HCMC’s Index of Industrial Production (IIP) in the first nine months of this year increases by 3.2 percent year-on-year. (Photo: VNA) |
Earlier, the seven-month and eight-month figures stood at 2.2 percent and 2.6 percent, respectively, which demonstrated that industrial production in the country’s southern biggest economic hub has overcome the downturn period. In September alone, the index went up 2.9 percent month-on-month, and 8.1 percent year-on-year.
According to a survey conducted by HCMC’s competent agencies among local processing and manufacturing enterprises, 31.8 percent said their production and business got better in the third quarter as compared with the previous three months, 35.4 percent said their operations remained stable and 32.8 percent said they faced more severe obstacles.
Notably, State-owned enterprises were the most optimistic, with up to 89.7 percent saying their operations got better or remained stable, as compared with 65.3 percent and 65.2 percent in foreign-invested and non-state businesses.
For the fourth quarter, 35.8 percent of the respondents hoped for better performance, 36.8 percent expected stability in production and business, and 27.3 percent forecast more difficulties. Up to 76.9 percent of State firms showed optimistic views, while that among foreign-invested and non-state enterprises was 73.3 percent and 70.3 percent, respectively.

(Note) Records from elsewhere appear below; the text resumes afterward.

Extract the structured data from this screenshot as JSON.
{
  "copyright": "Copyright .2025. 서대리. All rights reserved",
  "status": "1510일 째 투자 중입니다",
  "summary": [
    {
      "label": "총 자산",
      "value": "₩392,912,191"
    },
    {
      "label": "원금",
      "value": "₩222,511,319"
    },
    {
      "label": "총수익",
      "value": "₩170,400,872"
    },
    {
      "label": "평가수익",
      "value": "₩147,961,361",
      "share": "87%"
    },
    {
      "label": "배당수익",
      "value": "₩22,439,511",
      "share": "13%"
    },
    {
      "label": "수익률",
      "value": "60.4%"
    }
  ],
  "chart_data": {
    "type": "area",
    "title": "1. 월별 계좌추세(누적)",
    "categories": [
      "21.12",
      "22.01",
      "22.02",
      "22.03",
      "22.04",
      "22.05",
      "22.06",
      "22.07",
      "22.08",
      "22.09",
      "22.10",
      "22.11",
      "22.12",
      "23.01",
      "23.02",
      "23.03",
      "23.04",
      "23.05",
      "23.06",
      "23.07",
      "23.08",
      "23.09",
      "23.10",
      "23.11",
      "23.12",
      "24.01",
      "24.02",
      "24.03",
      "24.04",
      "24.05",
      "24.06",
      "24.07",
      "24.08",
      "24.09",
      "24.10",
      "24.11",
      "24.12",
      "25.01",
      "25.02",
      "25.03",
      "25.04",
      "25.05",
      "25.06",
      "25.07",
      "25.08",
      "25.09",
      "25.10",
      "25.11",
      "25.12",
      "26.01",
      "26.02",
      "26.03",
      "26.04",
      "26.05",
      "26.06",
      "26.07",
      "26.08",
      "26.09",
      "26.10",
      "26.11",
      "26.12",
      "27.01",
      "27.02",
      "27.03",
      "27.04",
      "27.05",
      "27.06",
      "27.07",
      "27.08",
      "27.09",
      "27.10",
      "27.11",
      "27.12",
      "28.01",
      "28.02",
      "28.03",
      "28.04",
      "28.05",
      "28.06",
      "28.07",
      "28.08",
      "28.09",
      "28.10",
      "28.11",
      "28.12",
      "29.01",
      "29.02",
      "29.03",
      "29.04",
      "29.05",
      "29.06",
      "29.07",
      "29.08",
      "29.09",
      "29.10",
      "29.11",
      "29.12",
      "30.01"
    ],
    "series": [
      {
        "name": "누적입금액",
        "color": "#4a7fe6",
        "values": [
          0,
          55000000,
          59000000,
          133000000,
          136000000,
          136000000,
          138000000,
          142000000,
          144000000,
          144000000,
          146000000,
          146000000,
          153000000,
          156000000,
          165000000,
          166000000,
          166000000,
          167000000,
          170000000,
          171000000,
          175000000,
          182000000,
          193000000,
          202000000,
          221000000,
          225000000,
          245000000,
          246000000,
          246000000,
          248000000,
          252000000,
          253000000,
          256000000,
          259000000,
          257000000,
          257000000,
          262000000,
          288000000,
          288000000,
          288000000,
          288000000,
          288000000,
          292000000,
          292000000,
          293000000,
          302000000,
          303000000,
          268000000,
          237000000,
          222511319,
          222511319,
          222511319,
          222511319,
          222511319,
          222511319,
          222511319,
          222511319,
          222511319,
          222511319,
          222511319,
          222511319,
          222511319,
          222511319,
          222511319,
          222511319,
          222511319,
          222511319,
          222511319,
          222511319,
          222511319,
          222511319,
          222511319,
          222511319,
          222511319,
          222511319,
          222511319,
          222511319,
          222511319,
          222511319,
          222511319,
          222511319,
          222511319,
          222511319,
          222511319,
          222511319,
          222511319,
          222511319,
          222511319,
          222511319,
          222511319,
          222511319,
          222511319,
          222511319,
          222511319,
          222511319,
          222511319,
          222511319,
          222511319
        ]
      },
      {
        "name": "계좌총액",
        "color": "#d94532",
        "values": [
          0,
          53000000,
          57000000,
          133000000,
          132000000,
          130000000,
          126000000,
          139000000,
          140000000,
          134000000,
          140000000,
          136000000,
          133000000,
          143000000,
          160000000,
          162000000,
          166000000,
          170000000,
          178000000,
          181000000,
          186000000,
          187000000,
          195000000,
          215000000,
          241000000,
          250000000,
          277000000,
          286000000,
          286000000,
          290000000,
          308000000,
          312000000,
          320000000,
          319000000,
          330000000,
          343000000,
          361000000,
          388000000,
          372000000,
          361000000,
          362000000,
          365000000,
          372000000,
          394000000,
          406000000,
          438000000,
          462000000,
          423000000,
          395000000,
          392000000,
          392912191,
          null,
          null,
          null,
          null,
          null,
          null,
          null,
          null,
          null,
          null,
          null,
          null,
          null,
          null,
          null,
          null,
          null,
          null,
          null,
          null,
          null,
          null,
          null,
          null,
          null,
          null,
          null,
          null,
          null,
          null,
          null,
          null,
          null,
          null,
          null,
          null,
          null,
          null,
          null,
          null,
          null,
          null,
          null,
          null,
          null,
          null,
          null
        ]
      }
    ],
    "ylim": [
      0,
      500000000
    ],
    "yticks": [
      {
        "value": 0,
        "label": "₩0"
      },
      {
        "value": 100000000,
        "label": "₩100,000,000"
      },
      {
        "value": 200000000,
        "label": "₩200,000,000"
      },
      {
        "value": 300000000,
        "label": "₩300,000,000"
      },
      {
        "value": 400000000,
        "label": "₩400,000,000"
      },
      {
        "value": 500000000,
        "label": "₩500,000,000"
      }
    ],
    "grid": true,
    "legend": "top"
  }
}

Over the past time, a range of fairs and exhibitions in HCMC showcasing machinery, equipment, and materials in service of industrial production have attracted the participation of businesses from many countries and territories.
Vietnam is stepping up efforts to achieve its target of net zero carbon emissions by 2050, which would create favorable conditions for investors and suppliers to engage in industrial production in Vietnam in general and HCMC in particular.